Plaintiffs oppose Colorado’s motion for a stay of the preliminary injunction in the Colorado opt-out litigation

Ballard Spahr LLP

Very soon, briefing by the parties in the 10th Circuit will commence with respect to Colorado’s appeal of a preliminary injunction entered by the Federal District Court for the District of Colorado. The District Court enjoined the Colorado Attorney General and UCCC Administrator from applying to out-of-state, state banks making loans to Colorado residents its (1) recently enacted statute opting out of Section 521 of the Depository Institutions Deregulation and Monetary Control Act of 1980 (the “DIDMCA”) (conferring on state-chartered, FDIC-insured banks the same right to export interest rates as Section 85 of the National Bank Act) pursuant to Section 525 of the DIDMCA and (2) Colorado’s usury laws. Section 525 of the DIDMCA confers on states the right to opt out of Section 521 of the DIDMCA only for “loans made” in the state that has opted out, and the District Court ruled that a loan is “made in” the bank’s state, not the borrower’s state.

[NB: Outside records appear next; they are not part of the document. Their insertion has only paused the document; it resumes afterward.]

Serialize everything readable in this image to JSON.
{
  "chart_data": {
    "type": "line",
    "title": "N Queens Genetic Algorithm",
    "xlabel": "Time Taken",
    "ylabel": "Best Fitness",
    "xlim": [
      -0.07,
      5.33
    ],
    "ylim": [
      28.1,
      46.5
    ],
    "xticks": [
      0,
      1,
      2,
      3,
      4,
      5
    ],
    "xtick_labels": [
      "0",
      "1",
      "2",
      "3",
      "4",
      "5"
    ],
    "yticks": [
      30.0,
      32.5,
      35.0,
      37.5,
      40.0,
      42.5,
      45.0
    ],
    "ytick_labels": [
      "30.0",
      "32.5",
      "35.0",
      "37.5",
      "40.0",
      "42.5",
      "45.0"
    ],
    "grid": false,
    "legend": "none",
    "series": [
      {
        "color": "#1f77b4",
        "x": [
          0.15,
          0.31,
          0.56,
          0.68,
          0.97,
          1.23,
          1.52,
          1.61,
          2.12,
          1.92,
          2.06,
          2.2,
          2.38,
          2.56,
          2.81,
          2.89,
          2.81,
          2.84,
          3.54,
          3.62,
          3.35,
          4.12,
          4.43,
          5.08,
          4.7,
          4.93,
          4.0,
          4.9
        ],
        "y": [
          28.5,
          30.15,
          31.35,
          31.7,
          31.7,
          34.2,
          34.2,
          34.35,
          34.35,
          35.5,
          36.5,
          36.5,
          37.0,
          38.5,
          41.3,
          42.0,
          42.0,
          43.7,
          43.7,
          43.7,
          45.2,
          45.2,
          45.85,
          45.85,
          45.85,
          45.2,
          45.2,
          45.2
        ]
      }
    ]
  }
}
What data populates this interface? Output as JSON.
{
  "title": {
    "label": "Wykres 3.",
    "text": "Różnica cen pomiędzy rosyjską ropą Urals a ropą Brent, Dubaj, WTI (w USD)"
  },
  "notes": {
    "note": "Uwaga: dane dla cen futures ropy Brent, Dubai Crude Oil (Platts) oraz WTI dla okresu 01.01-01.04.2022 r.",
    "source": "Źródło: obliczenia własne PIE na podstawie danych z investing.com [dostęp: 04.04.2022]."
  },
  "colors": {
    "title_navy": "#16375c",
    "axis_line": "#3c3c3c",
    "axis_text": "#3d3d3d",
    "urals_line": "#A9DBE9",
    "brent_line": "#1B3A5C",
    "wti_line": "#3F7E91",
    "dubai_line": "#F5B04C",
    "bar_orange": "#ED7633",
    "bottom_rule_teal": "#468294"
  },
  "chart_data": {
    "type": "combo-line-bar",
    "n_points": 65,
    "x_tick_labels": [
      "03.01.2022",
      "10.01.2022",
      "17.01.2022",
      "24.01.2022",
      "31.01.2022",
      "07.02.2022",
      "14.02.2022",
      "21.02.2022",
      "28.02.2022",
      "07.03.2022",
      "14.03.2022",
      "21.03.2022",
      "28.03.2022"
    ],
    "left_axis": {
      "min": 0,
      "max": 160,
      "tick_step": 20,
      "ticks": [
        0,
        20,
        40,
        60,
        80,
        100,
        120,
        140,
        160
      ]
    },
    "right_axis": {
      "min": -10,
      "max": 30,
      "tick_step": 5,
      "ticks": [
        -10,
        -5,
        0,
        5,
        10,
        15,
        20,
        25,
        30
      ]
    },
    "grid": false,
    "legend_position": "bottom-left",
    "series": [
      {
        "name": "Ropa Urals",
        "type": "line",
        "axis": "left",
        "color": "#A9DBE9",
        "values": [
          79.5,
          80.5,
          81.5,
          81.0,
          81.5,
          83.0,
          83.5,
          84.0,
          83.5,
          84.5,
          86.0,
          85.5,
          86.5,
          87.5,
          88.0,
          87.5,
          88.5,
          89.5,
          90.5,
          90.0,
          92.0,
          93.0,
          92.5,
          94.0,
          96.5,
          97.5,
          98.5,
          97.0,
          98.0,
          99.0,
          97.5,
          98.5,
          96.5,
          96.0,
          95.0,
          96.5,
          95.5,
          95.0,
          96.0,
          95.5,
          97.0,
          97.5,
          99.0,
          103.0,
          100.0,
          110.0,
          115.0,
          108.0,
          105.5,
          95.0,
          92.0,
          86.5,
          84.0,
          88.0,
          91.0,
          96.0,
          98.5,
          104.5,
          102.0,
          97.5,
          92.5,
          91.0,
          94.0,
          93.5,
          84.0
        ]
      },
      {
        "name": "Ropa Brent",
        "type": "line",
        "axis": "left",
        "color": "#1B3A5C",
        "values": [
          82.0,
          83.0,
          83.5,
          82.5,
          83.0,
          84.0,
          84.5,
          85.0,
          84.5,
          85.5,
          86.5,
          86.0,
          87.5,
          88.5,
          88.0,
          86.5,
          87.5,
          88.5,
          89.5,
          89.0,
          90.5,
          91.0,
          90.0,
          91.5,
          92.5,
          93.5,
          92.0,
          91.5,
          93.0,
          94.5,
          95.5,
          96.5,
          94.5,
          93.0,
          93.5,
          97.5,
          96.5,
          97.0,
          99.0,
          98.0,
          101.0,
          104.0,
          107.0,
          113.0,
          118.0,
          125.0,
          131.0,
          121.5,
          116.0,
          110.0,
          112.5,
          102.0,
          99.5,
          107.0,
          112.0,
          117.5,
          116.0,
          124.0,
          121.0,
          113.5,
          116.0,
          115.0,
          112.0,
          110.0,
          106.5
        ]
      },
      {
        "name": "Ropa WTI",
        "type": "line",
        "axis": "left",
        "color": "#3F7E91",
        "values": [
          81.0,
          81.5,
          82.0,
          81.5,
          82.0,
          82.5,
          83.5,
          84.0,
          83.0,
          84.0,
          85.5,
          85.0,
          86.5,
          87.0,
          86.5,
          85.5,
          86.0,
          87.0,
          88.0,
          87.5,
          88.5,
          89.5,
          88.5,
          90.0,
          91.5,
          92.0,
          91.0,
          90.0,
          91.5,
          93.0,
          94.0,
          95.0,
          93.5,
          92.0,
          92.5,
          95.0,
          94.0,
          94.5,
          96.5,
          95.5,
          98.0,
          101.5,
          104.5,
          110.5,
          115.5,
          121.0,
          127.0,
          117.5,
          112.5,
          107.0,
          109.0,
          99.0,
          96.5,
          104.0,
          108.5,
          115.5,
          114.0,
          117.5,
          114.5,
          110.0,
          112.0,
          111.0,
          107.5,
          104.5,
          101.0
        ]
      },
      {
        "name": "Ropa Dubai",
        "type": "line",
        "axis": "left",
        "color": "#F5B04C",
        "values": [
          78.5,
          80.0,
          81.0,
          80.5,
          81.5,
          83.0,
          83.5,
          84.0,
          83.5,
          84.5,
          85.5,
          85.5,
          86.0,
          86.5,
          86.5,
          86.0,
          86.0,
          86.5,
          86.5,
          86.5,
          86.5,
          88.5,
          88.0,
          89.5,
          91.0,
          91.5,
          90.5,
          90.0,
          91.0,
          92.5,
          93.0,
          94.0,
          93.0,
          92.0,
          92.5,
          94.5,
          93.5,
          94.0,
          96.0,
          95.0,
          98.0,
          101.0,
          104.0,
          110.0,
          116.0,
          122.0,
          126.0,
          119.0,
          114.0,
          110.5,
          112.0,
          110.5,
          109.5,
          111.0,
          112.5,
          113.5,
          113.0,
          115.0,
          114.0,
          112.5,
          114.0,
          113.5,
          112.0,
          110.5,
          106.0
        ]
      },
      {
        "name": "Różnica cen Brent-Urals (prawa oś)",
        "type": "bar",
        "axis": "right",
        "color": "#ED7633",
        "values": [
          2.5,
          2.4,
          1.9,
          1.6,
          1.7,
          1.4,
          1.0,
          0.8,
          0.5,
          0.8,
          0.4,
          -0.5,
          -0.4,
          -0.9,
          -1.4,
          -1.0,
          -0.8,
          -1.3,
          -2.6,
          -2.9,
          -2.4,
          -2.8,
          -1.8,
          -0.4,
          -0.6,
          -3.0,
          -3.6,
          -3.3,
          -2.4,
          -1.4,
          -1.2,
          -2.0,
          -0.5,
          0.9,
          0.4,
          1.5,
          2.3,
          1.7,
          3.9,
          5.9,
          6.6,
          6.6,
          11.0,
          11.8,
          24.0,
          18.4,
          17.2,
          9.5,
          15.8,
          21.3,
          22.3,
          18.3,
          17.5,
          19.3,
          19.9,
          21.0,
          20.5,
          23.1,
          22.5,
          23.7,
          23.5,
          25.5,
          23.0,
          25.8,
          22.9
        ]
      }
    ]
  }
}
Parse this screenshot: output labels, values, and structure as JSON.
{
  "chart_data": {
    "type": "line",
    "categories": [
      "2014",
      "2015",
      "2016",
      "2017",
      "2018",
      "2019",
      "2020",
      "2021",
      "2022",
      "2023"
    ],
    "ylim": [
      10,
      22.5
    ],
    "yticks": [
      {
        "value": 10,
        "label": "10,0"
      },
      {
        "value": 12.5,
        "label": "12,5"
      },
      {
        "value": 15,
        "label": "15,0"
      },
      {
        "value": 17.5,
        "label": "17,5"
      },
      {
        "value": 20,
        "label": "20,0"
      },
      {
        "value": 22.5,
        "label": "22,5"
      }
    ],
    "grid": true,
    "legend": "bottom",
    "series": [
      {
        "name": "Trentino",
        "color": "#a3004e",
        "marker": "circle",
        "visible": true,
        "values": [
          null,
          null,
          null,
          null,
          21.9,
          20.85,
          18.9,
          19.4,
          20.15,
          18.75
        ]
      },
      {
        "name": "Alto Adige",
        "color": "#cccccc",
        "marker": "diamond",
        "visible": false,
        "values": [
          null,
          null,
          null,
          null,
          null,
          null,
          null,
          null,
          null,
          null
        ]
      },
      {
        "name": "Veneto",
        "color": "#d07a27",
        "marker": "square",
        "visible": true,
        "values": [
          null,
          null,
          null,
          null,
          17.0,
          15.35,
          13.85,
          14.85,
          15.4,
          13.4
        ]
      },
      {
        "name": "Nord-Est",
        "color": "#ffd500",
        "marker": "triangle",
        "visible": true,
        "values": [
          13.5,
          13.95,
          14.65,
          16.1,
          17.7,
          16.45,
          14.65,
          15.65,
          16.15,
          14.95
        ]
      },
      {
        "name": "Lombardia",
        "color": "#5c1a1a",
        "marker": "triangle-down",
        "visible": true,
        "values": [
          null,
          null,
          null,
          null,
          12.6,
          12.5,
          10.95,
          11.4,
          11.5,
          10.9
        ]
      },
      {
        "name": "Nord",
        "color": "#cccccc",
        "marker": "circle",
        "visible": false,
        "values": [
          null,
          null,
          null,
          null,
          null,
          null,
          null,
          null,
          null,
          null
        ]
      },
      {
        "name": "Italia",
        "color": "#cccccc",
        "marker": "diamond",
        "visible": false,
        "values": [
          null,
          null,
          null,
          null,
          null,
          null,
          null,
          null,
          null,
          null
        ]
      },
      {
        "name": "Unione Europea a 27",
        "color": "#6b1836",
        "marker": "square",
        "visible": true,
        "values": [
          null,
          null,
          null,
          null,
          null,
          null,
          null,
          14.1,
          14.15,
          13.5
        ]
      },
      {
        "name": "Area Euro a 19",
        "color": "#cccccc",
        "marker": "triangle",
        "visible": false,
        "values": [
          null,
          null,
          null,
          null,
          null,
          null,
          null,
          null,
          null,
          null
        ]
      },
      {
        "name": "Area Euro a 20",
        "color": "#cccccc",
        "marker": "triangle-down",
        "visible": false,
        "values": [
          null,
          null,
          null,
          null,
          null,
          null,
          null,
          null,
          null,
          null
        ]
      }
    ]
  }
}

Colorado has pending before the District Court a motion to stay the preliminary injunction order pending the outcome of the appeal. We previously blogged about Colorado’s brief supporting this motion and observed that there is no likelihood of the Court granting this motion and that it was filed as a prerequisite to later filing the same motion in the 10th Circuit. Under 10th Circuit precedent and Rule 8(a)(1) of the Federal Rules of Appellate Procedure, Colorado is entitled to a stay of the preliminary injunction order only if it can demonstrate to the Court (1) its likelihood of success on the merits of the appeal; (2) irreparable injury if the stay were denied; (3) that a stay would not substantially harm other parties to the litigation; and (4) that the public interests favor a stay.

The plaintiff-trade groups last week filed their opposition brief which made the following arguments:

  1. In response to Colorado’s argument that a loan can’t be “made” without there being a borrower involved as well, the plaintiffs make the point that while that is true, it is beside the point. It is also true that while a borrower can’t receive a loan unless a lender makes a loan, that doesn’t mean that a lender also receives a loan. In response to Colorado’s argument that the injunction undermines the intent of Congress with respect to Section 525 of DIDMCA, the plaintiffs argue that (1) the express language used in the statute (“loans made”) overrides Congressional intent and (2) Congressional intent with respect to Sections 521 and 525 was focused exclusively on loans made to borrowers within the opt-out state.
  2. Colorado’s argument that the plaintiffs have no legally cognizable cause of action is frivolous. As the District Court recognized, Ex Parte Young, 209 U.S. 123 (1908), allows suits in federal courts for injunctions against officials acting on behalf of states to proceed despite the State’s sovereign immunity when the State acted contrary to any federal law or contrary to the Constitution. Colorado argued that Ex Parte Young does not apply to lawsuits predicated on federal preemption of state laws because of the existence of the FDIC. There is nothing in the Federal Deposit Insurance Act that evinces any intent by Congress to preclude a lawsuit like the one brought here pursuant to Ex Parte Young.
  3. The Plaintiffs argue:

Colorado mischaracterizes the preliminary injunction as a “disfavored injunction,” and argues that the Court failed to apply the heightened standard required to grant one. Mot. 12-13. Colorado is incorrect on both counts. First, while the Court found it “doubtful” that the injunction sought by plaintiffs was disfavored, it also found that it “need not resolve that question, because … the plaintiffs have made a showing as to their likelihood of success on the merits and threatened irreparable harm sufficient to satisfy even the heightened standard for disfavored injunctions.” Order 6-7. So whatever standard applies, Plaintiffs have met it.

Second, Colorado is in any event incorrect that a heightened standard applies here: The preliminary injunction does not permanently enjoin Colorado’s interest rate caps, and it therefore does not afford Plaintiffs “all the relief that the moving party could expect from a trial win.” Free the Nipple-Fort Collins v. City of Fort Collins, 916 F.3d 792, 797-98 & n.3 (10th Cir. 2019) (stating application of the heightened standard “was likely in error” because “if the plaintiffs lose on the merits after a trial, then [the defendant] may fully enforce its public-nudity ordinance”); see also Order 6 n.2.

  1. As the District Court has already determined, the failure to enter a preliminary injunction would substantially harm the plaintiffs.